The panorama of Navarre will not be an exception, and the sponsorship of artistic works will generally be associated with the male figure, and more in relation to forms of social representation, functional and pragmatic, than with aesthetic pleasure. Meanwhile, collecting will be practically non-existent. Within this panorama, we will dwell on female figures who became position of the promotion and execution of works of art, generally related to the prestige of the family. Thus, we see several female figures promoting buildings that will proclaim the family position, such as Queen Leonor of Castile in the first extension of the castle-palace of Olite; Brianda de Beaumont, Countess of Lerín, in the construction of the palaces of the Constable of Pamplona and Baigorri, residences of the family; or Juana López de Dicastillo in the palace of the Mencos of Tafalla. A relative of the Countess of Lerín was Beatriz de Beaumont y Navarra, who commissioned the creation of the altarpiece for the main chapel of the church of Santiago, Dominicos, in Pamplona, the burial place of her parents, as indicated by the heraldry on the altarpiece. The same figure promoted the foundations of the convents of Carmelitas Descalzas of Pamplona and of the Trinity of Soria. Also important were the figures of María del Carmen Aragón-Azlor, Duchess of Villahermosa, who promoted the restoration of the Castle of Javier, or Concepción Benítez, who financed the construction of the Hospital of Navarra.

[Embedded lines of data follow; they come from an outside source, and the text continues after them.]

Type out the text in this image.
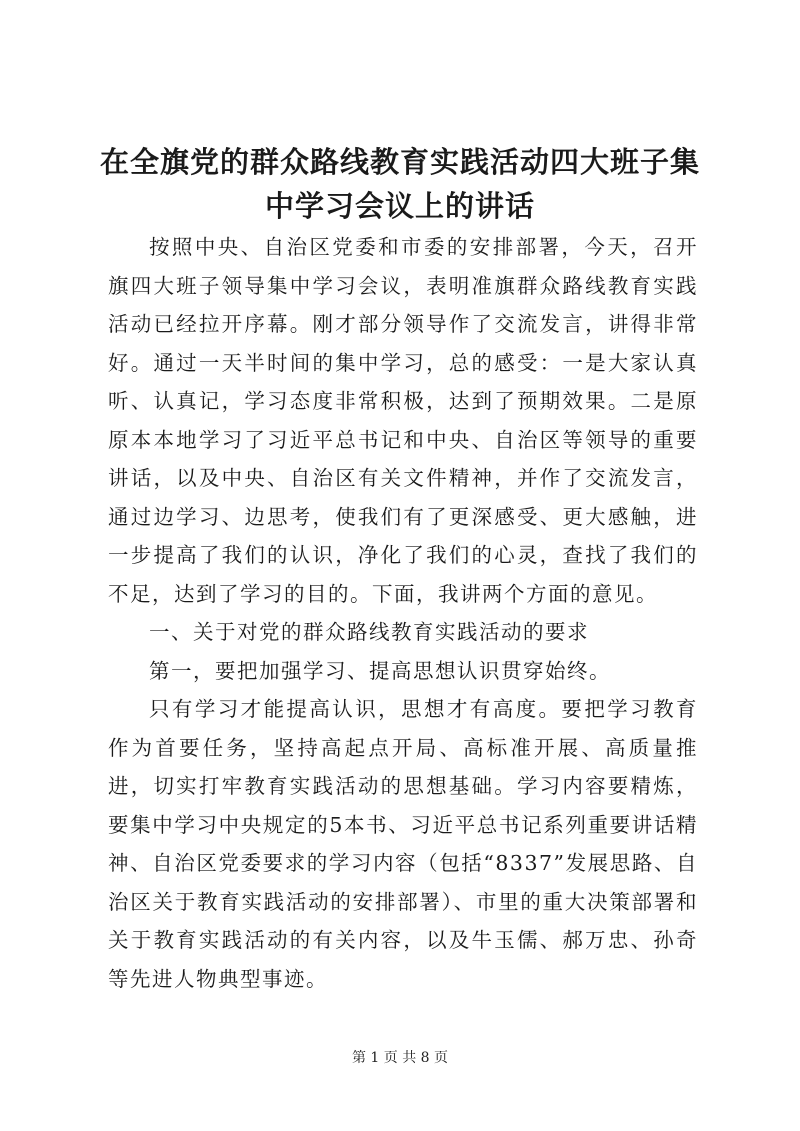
在全旗党的群众路线教育实践活动四大班子集中学习会议上的讲话

按照中央、自治区党委和市委的安排部署，今天，召开旗四大班子领导集中学习会议，表明准旗群众路线教育实践活动已经拉开序幕。刚才部分领导作了交流发言，讲得非常好。通过一天半时间的集中学习，总的感受：一是大家认真听、认真记，学习态度非常积极，达到了预期效果。二是原原本本地学习了习近平总书记和中央、自治区等领导的重要讲话，以及中央、自治区有关文件精神，并作了交流发言，通过边学习、边思考，使我们有了更深感受、更大感触，进一步提高了我们的认识，净化了我们的心灵，查找了我们的不足，达到了学习的目的。下面，我讲两个方面的意见。

一、关于对党的群众路线教育实践活动的要求

第一，要把加强学习、提高思想认识贯穿始终。

只有学习才能提高认识，思想才有高度。要把学习教育作为首要任务，坚持高起点开局、高标准开展、高质量推进，切实打牢教育实践活动的思想基础。学习内容要精炼，要集中学习中央规定的5本书、习近平总书记系列重要讲话精神、自治区党委要求的学习内容（包括“8337”发展思路、自治区关于教育实践活动的安排部署）、市里的重大决策部署和关于教育实践活动的有关内容，以及牛玉儒、郝万忠、孙奇等先进人物典型事迹。

第 1 页 共 8 页
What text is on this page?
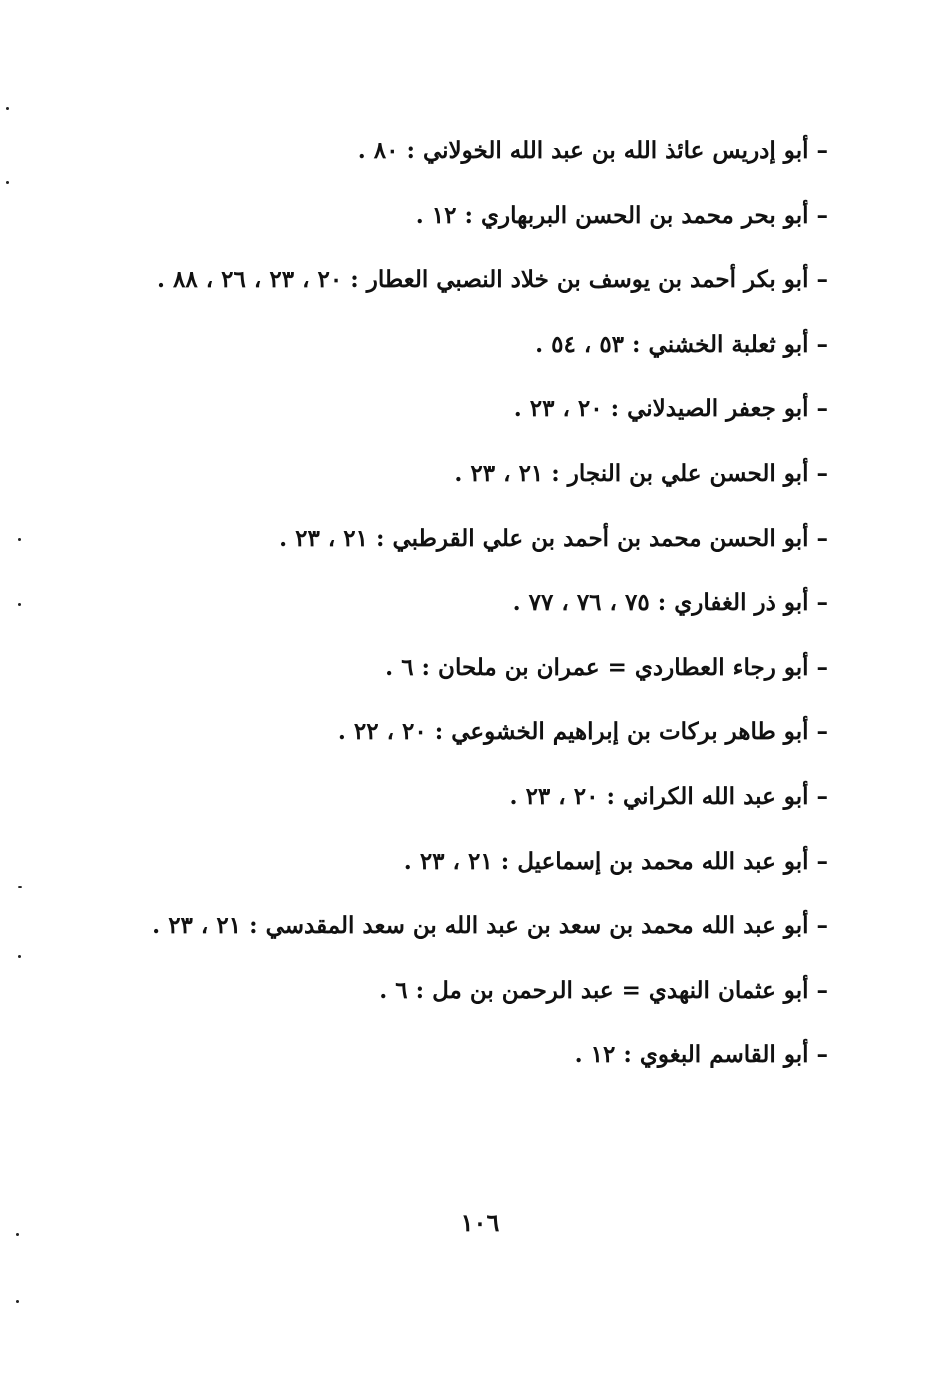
– أبو إدريس عائذ الله بن عبد الله الخولاني : ٨٠ .
– أبو بحر محمد بن الحسن البربهاري : ١٢ .
– أبو بكر أحمد بن يوسف بن خلاد النصبي العطار : ٢٠ ، ٢٣ ، ٢٦ ، ٨٨ .
– أبو ثعلبة الخشني : ٥٣ ، ٥٤ .
– أبو جعفر الصيدلاني : ٢٠ ، ٢٣ .
– أبو الحسن علي بن النجار : ٢١ ، ٢٣ .
– أبو الحسن محمد بن أحمد بن علي القرطبي : ٢١ ، ٢٣ .
– أبو ذر الغفاري : ٧٥ ، ٧٦ ، ٧٧ .
– أبو رجاء العطاردي = عمران بن ملحان : ٦ .
– أبو طاهر بركات بن إبراهيم الخشوعي : ٢٠ ، ٢٢ .
– أبو عبد الله الكراني : ٢٠ ، ٢٣ .
– أبو عبد الله محمد بن إسماعيل : ٢١ ، ٢٣ .
– أبو عبد الله محمد بن سعد بن عبد الله بن سعد المقدسي : ٢١ ، ٢٣ .
– أبو عثمان النهدي = عبد الرحمن بن مل : ٦ .
– أبو القاسم البغوي : ١٢ .
١٠٦
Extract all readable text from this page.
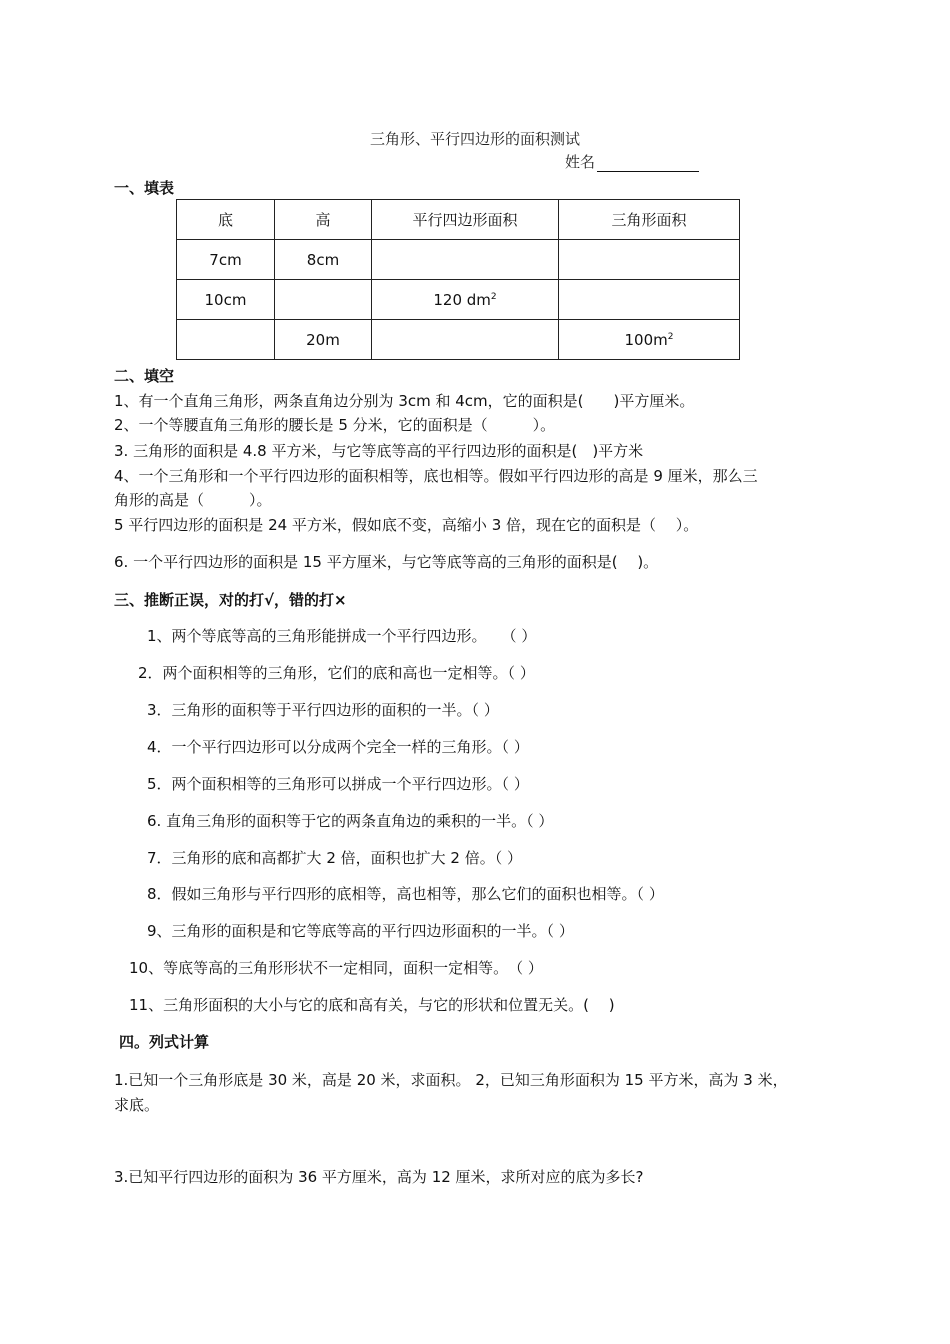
三角形、平行四边形的面积测试
姓名
一、填表
底	高	平行四边形面积	三角形面积
7cm	8cm		
10cm		120 $dm^2$	
	20m		$100m^2$
二、填空
1、有一个直角三角形，两条直角边分别为 3cm 和 4cm，它的面积是(　　)平方厘米。
2、一个等腰直角三角形的腰长是 5 分米，它的面积是（　　　）。
3. 三角形的面积是 4.8 平方米，与它等底等高的平行四边形的面积是(　)平方米
4、一个三角形和一个平行四边形的面积相等，底也相等。假如平行四边形的高是 9 厘米，那么三
角形的高是（　　　）。
5 平行四边形的面积是 24 平方米，假如底不变，高缩小 3 倍，现在它的面积是（　 ）。
6. 一个平行四边形的面积是 15 平方厘米，与它等底等高的三角形的面积是(　 )。
三、推断正误，对的打√，错的打×
1、两个等底等高的三角形能拼成一个平行四边形。　　（ ）
2．两个面积相等的三角形，它们的底和高也一定相等。（ ）
3．三角形的面积等于平行四边形的面积的一半。（ ）
4．一个平行四边形可以分成两个完全一样的三角形。（ ）
5．两个面积相等的三角形可以拼成一个平行四边形。（ ）
6. 直角三角形的面积等于它的两条直角边的乘积的一半。（ ）
7．三角形的底和高都扩大 2 倍，面积也扩大 2 倍。（ ）
8．假如三角形与平行四形的底相等，高也相等，那么它们的面积也相等。（ ）
9、三角形的面积是和它等底等高的平行四边形面积的一半。（ ）
10、等底等高的三角形形状不一定相同，面积一定相等。　（ ）
11、三角形面积的大小与它的底和高有关，与它的形状和位置无关。(　 )
四。列式计算
1.已知一个三角形底是 30 米，高是 20 米，求面积。 2，已知三角形面积为 15 平方米，高为 3 米，
求底。
3.已知平行四边形的面积为 36 平方厘米，高为 12 厘米，求所对应的底为多长?
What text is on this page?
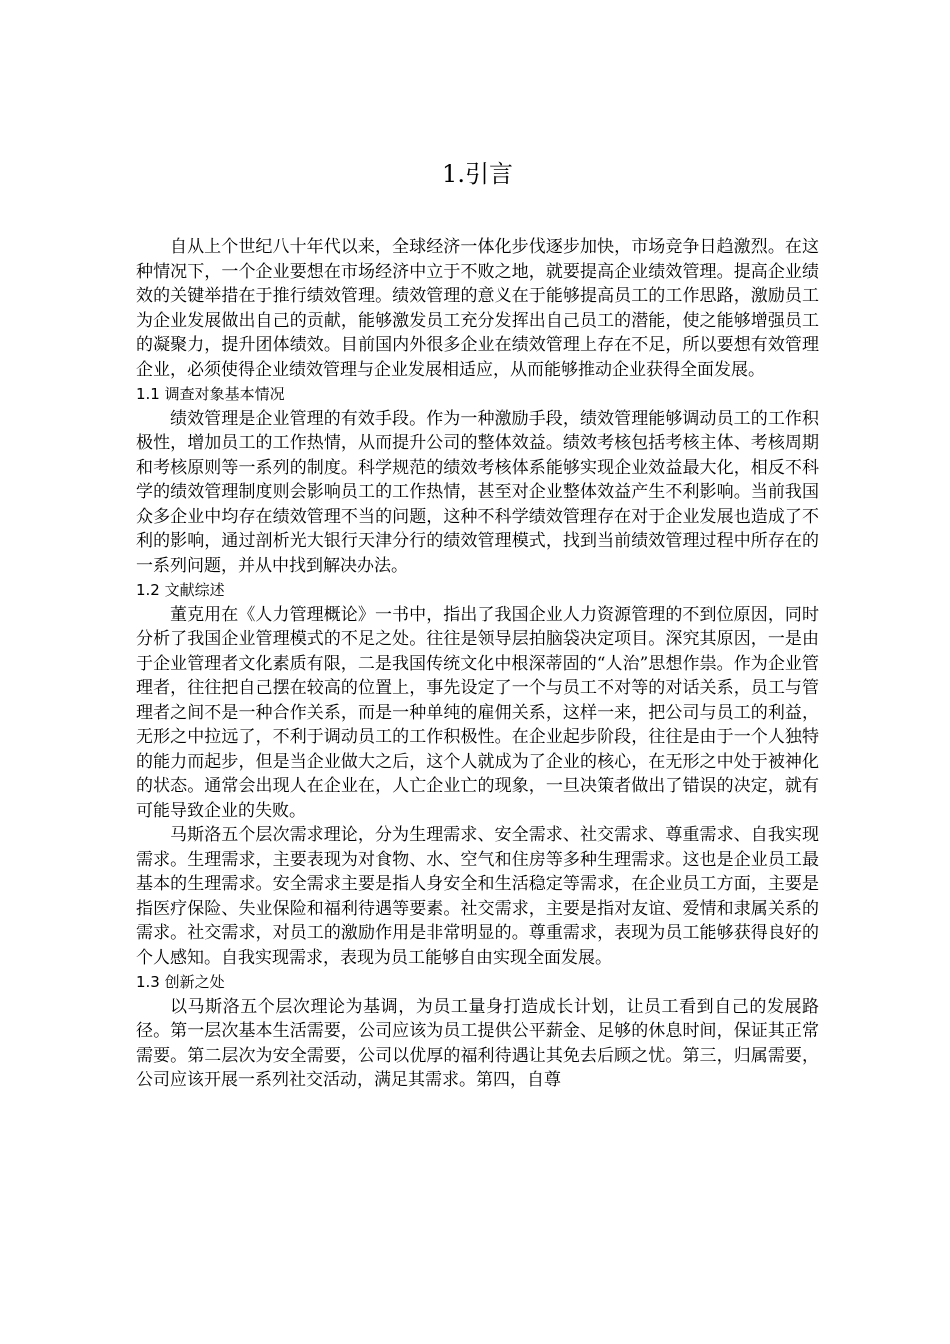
1.引言

自从上个世纪八十年代以来，全球经济一体化步伐逐步加快，市场竞争日趋激烈。在这种情况下，一个企业要想在市场经济中立于不败之地，就要提高企业绩效管理。提高企业绩效的关键举措在于推行绩效管理。绩效管理的意义在于能够提高员工的工作思路，激励员工为企业发展做出自己的贡献，能够激发员工充分发挥出自己员工的潜能，使之能够增强员工的凝聚力，提升团体绩效。目前国内外很多企业在绩效管理上存在不足，所以要想有效管理企业，必须使得企业绩效管理与企业发展相适应，从而能够推动企业获得全面发展。

1.1 调查对象基本情况

绩效管理是企业管理的有效手段。作为一种激励手段，绩效管理能够调动员工的工作积极性，增加员工的工作热情，从而提升公司的整体效益。绩效考核包括考核主体、考核周期和考核原则等一系列的制度。科学规范的绩效考核体系能够实现企业效益最大化，相反不科学的绩效管理制度则会影响员工的工作热情，甚至对企业整体效益产生不利影响。当前我国众多企业中均存在绩效管理不当的问题，这种不科学绩效管理存在对于企业发展也造成了不利的影响，通过剖析光大银行天津分行的绩效管理模式，找到当前绩效管理过程中所存在的一系列问题，并从中找到解决办法。

1.2 文献综述

董克用在《人力管理概论》一书中，指出了我国企业人力资源管理的不到位原因，同时分析了我国企业管理模式的不足之处。往往是领导层拍脑袋决定项目。深究其原因，一是由于企业管理者文化素质有限，二是我国传统文化中根深蒂固的“人治”思想作祟。作为企业管理者，往往把自己摆在较高的位置上，事先设定了一个与员工不对等的对话关系，员工与管理者之间不是一种合作关系，而是一种单纯的雇佣关系，这样一来，把公司与员工的利益，无形之中拉远了，不利于调动员工的工作积极性。在企业起步阶段，往往是由于一个人独特的能力而起步，但是当企业做大之后，这个人就成为了企业的核心，在无形之中处于被神化的状态。通常会出现人在企业在，人亡企业亡的现象，一旦决策者做出了错误的决定，就有可能导致企业的失败。

马斯洛五个层次需求理论，分为生理需求、安全需求、社交需求、尊重需求、自我实现需求。生理需求，主要表现为对食物、水、空气和住房等多种生理需求。这也是企业员工最基本的生理需求。安全需求主要是指人身安全和生活稳定等需求，在企业员工方面，主要是指医疗保险、失业保险和福利待遇等要素。社交需求，主要是指对友谊、爱情和隶属关系的需求。社交需求，对员工的激励作用是非常明显的。尊重需求，表现为员工能够获得良好的个人感知。自我实现需求，表现为员工能够自由实现全面发展。

1.3 创新之处

以马斯洛五个层次理论为基调，为员工量身打造成长计划，让员工看到自己的发展路径。第一层次基本生活需要，公司应该为员工提供公平薪金、足够的休息时间，保证其正常需要。第二层次为安全需要，公司以优厚的福利待遇让其免去后顾之忧。第三，归属需要，公司应该开展一系列社交活动，满足其需求。第四，自尊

Juana López de Dicastillo. Mencos Palace. Tafalla.
It is more common to see the donation of jewelry and silver pieces by women to their devotional images or to the monasteries where they professed. In the first case it has a tautological character, since by donating to the sacred image the piece that they had previously used to be placed on the image, they entered contact with the divinity; while there are numerous gold and silver pieces financed or given by nuns to their convents, such as, for example, lamps from Tulebras.
Beatriz de Beaumont y Navarra. Main altarpiece. Church of Santiago. Pamplona.
As for the collection of Navarre, it is practically non-existent throughout the modern age, both in the male and female spheres. An example of the former is the Calaguritan canon Juan Miguel Mortela, and of the latter, Sister Leonor de la Misericordia -Leonor de Ayanz y Navarra before her profession-, who put together a collection of prints, although in this case for devotional purposes. It will not be until our days when we see in Navarre the figure of an authentic collector, María Josefa Huarte Beaumont, who gathered an important collection of contemporary art that she donated to the University of Navarre, giving origin to the University Museum of Navarre.
María Josefa Huarte. Museum of the University of Navarra. Pamplona.